Friday, July 04, 2014

Carbon foot print on the Clyde.

On the 11th of June, we set off from Largs Marina into the Hunterston Channel in the Firth of Clyde. This view shows three aspects of energy production. Coal was being unloaded from a bulk carrier and raising clouds of black dust even before it was burnt. A giant wind turbine, at 177m tall the biggest onshore turbine in the UK (a prototype for offshore installations), was not turning and the Hunterston B nuclear power station was quietly generating away in the background. If humans want a big population long into the future and want to burn energy at the current rate, only one of these is a workable solution...

We have long talked about making the pilgrimage to St Blane's  Church and Monastery at the south end of Bute. So we turned our backs on the industry at Hunterston and set off for the islands of the Clyde. We were blessed to have the company of David for the first time on a camping trip since our trip round Tiree in 2011. You might have noticed that I have been using some VE paddles recently (that's them in my blog title photo above). So had David!

David wasted no time in plucking mine from my deck while I was taking a photo. He too is now a convert to VE paddles. I would need to get them back as soon as possible!

These beautiful carbon fibre paddles are made in the UK and it is always a great pleasure to use something that has been manufactured locally and not transported half way round the World, costing the environment in the process.

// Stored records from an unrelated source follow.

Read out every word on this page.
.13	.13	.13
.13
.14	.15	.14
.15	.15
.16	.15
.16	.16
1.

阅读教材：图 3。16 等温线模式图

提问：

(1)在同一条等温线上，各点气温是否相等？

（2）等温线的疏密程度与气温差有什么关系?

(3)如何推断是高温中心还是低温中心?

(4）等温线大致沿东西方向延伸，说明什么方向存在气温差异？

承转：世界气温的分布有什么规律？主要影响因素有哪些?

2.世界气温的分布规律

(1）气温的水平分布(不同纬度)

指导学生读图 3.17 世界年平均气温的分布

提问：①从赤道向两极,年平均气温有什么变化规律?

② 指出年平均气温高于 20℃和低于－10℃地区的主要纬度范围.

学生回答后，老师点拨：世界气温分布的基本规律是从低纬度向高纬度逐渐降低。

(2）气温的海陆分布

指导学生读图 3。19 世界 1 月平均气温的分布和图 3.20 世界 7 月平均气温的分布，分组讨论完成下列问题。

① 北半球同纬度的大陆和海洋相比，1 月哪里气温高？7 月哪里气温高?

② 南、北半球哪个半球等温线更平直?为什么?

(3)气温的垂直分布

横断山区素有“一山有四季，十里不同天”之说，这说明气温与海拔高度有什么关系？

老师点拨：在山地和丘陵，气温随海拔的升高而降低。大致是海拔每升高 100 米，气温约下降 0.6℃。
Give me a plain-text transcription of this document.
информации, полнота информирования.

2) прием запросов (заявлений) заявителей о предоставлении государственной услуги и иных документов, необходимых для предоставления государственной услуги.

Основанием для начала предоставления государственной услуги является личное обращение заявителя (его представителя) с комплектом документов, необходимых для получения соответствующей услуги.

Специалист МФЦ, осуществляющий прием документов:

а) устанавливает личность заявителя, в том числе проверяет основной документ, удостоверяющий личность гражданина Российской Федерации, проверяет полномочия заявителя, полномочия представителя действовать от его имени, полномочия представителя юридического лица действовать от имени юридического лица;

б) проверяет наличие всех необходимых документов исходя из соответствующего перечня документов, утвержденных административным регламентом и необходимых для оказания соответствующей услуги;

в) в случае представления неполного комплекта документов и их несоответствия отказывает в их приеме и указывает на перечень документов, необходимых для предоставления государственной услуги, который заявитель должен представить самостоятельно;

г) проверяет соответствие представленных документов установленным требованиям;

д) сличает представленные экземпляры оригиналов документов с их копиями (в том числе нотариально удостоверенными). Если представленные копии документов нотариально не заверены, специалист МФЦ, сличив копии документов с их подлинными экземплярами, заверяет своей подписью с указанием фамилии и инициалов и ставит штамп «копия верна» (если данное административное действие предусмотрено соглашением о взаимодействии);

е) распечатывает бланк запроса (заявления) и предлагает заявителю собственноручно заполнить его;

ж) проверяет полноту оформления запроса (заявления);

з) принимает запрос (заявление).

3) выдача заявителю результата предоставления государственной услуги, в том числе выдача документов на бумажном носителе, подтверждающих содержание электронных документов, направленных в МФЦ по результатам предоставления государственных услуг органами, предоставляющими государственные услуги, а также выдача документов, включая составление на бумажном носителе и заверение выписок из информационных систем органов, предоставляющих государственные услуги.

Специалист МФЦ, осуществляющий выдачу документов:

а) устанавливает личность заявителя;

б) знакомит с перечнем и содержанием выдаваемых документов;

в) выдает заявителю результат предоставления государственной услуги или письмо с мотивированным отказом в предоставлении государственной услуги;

  1. Interesting to see Arran and the Firth of Clyde islands from kayaks. You would have a good impression of what the new coastal footpath around the island would be like from that position.

    1. Hi Bob and Alex, most of the path looks pretty good. The three most challenging bits would be round Bennan Head in the south, the section from Kildonan NE to Largybeg Point and and the section west from the Cock of Arran. All difficulties are caused by boulders, some very large. The section from Corriegills Point west to Brodick has been bypassed inland but that is no hardship as it used to pass between the island's rubbish dump and the sea. Are thinking of giving it a go?